Esistono numerosi altri rimedi, che pur non avendo sempre una vera e propria base scientifica, hanno dalla loro l’esperienza di generazioni:

  1. Ingerire rapidamente acqua a piccoli sorsi, o deglutire del ghiaccio tritato fine.
  2. Favorire uno starnuto, per mettere in azione tutta la muscolatura diaframmatica e quella intercostale, dando uno scossone al sistema che riparte riprendendo il suo ritmo normale.
  3. Inghiottire rapidamente un cucchiaino di zucchero: grazie alla composizione in granuli, lo zucchero scendendo attraverso l’esofago, stimola il diaframma fermandone le contrazioni.
  4. Prendere un cucchiaino di aceto: in virtù della sua composizione acida, l’aceto determina una lieve contrazione dell’esofago, spesso sufficiente a interrompere lo spasmo del diaframma. Avendo proprietà corrosive, che potrebbero determinare lesioni alla mucosa che riveste lo stomaco, non si usa nei bimbi.
  5. Comprimere con le unghie degli indici il punto di agopuntura situato all’interno dei padiglioni auricolari, la piegolina che si trova in mezzo alla conca, la zona in prossimità del condotto uditivo
  6. Prendere un cucchiaino di succo di limone puro: il sapore asprigno del frutto induce a trattenere il fiato per qualche secondo, favorendo la risoluzione del problema, da usare solo negli adulti. L’acido del limone rovina lo smalto dei denti.

Leggende metropolitane 

Oltre ai sistemi usati comunemente, attorno al fenomeno singhiozzo sono nate le più svariate leggende. Secondo alcuni il fastidio potrebbe passare bagnando un lobo dell’orecchio con acqua o saliva; altri assicurano che basterebbe distrarre la persona.

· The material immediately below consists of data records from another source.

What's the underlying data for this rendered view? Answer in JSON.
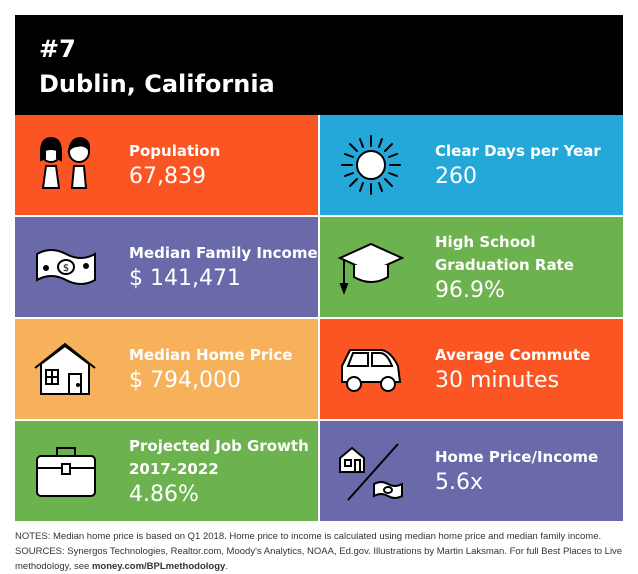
{
  "header": {
    "rank": "#7",
    "city": "Dublin, California"
  },
  "colors": {
    "orange": "#fa5523",
    "blue": "#23a8d9",
    "purple": "#6a6aab",
    "green": "#6cb24e",
    "tan": "#f7b15a"
  },
  "tiles": [
    {
      "label": "Population",
      "value": "67,839",
      "icon": "people-icon",
      "color": "orange"
    },
    {
      "label": "Clear Days per Year",
      "value": "260",
      "icon": "sun-icon",
      "color": "blue"
    },
    {
      "label": "Median Family Income",
      "value": "$ 141,471",
      "icon": "money-icon",
      "color": "purple"
    },
    {
      "label": "High School Graduation Rate",
      "value": "96.9%",
      "icon": "graduation-cap-icon",
      "color": "green"
    },
    {
      "label": "Median Home Price",
      "value": "$ 794,000",
      "icon": "house-icon",
      "color": "tan"
    },
    {
      "label": "Average Commute",
      "value": "30 minutes",
      "icon": "car-icon",
      "color": "orange"
    },
    {
      "label": "Projected Job Growth 2017-2022",
      "value": "4.86%",
      "icon": "briefcase-icon",
      "color": "green"
    },
    {
      "label": "Home Price/Income",
      "value": "5.6x",
      "icon": "house-over-money-icon",
      "color": "purple"
    }
  ],
  "notes": {
    "text": "NOTES: Median home price is based on Q1 2018. Home price to income is calculated using median home price and median family income. SOURCES: Synergos Technologies, Realtor.com, Moody's Analytics, NOAA, Ed.gov. Illustrations by Martin Laksman. For full Best Places to Live methodology, see ",
    "link": "money.com/BPLmethodology",
    "end": "."
  }
}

  • Un luogo comune, con un fondo di verità, dice che per far passare il singhiozzo possa essere utile uno spavento. La paura, infatti, come conseguenza provoca un’ulteriore contrazione del muscolo diaframma, che spesso riesce ad invertire la rotta facendo riprendere il ritmo normale di movimento al muscolo stesso. Ma uno spavento improvviso può anche provocare il singhiozzo o addirittura accentuarlo, se già lo si ha. Un sussulto di timore induce, infatti, a inspirare più in fretta del normale, determinando una maggior introduzione di aria nei polmoni, cosa che può facilmente scatenare il singhiozzo stesso.
  • Vale la pena ricordare un rituale che, stando all’esperienza della maggior parte delle persone, permette di arrestare il singhiozzo: si deve sorseggiare mezzo bicchiere d’acqua bevendo dalla parte opposta del bicchiere (dopo aver preso in mano il bicchiere, si deve ruotare il polso di circa 180 gradi); le gambe leggermente divaricate e il busto proteso in avanti.